For years, climate scientists have been sounding the alarm about the growing possibility that the Amazon rainforest, now the largest absorber of carbon in the world, may actually occur Be a source of carbon inside Just 15 years. New research suggests that for some other types of tropical forests nearby, this is already happening.

This is due in large part to deliberate forest burning. In South America, the mining, animal husbandry, and soybean farming industries often desolate trees, turning forests into open pastures to make room for their operations.

This means that forests are less likely to suck greenhouse gas out of the atmosphere. To make matters worse, when a tree catches fire, it releases all carbon in its lifetime, which means that forests become a source of planet-warming emissions. And amid the climate crisis, this problem is even more severe, because between the hot and dry conditions, the forests have not produced enough humidity to quickly flush out the flames, which means more area less effort. Burns with

a New studyIt was published in Science Advance on Friday, aimed at how the carbon intake of South American forests has changed in recent years.

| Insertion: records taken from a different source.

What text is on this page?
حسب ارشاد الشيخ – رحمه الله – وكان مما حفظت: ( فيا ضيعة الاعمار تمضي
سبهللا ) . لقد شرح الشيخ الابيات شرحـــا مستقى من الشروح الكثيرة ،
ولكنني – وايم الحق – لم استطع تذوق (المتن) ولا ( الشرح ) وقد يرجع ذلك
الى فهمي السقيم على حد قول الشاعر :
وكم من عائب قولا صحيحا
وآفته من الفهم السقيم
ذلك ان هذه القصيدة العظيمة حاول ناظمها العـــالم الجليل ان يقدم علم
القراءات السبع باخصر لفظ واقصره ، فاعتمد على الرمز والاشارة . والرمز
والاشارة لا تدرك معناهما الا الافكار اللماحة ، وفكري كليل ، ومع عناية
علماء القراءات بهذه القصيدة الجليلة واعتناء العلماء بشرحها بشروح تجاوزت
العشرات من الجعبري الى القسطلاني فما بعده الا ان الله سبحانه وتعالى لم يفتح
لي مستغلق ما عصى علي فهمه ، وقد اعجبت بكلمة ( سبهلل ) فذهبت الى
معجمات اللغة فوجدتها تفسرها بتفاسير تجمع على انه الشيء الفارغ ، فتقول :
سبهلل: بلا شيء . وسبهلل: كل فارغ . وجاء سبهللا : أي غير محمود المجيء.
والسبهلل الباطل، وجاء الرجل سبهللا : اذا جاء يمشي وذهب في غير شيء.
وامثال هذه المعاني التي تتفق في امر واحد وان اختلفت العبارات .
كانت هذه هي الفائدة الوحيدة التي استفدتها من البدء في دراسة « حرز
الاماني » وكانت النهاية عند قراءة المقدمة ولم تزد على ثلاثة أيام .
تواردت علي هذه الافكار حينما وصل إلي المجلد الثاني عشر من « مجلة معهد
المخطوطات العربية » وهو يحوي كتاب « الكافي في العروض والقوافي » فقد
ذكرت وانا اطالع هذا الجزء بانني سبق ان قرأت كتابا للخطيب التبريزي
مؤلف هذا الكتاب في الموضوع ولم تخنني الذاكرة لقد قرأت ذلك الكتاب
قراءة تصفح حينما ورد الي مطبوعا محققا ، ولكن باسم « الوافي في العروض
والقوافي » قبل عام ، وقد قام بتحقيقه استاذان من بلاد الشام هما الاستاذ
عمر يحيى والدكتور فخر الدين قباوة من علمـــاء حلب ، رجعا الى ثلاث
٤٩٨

To do this, the authors analyzed greenhouse gas monitoring data from 1987 to 2020 on 32 deciduous, semi-deciduous and evergreen forests, each of which has seen deforestation – in the lush state of Minas Gerais in southeastern Brazil. In total, the area they investigated, spread over some 81.5 acres (33 hectares).

Plugging this data into a statistical model, the authors found that on average, these forests are now sucking 2.6% less carbon per year than they did 33 years ago. At the same time, the carbon production of forests from fires increased by 3.4% per year, meaning that they are losing their ability to absorb gas. These changes were sufficient to push forests from carbon sinks to carbon sources. The authors fear that their findings may be additionally amenable to tropical forests throughout the region.

The data shows that the switch occurred in 2013. That year, on average, forests released 0.14 US tons per 2.5 acres (0.13 metric tons of carbon per hectare), or the equivalent of 323 miles in a diesel car.

The authors’ findings are particularly troubling because Separate research Recently it has been found that the importance of the carbon sequence of tropical forests is almost as important as that of the Amazon rainforest.

Scientists note that all is not lost. We should put pressure on these forests by curbing our greenhouse gas emissions, which will slow the climate crisis. Brazil should also restore the carbon sinking capabilities of these forests, protecting forests from deliberate burns.

“The key approach is conservation,” Vilnius Maya, a researcher at the Universidad Federal de Lavras, Brazil, wrote in an email.

The authors state that special efforts should be made to preserve the deciduous forests that researchers from the driest and hottest types investigated and saw a similarly sharp increase in carbon emissions. But in reality, these protections should extend to all foliage in the region.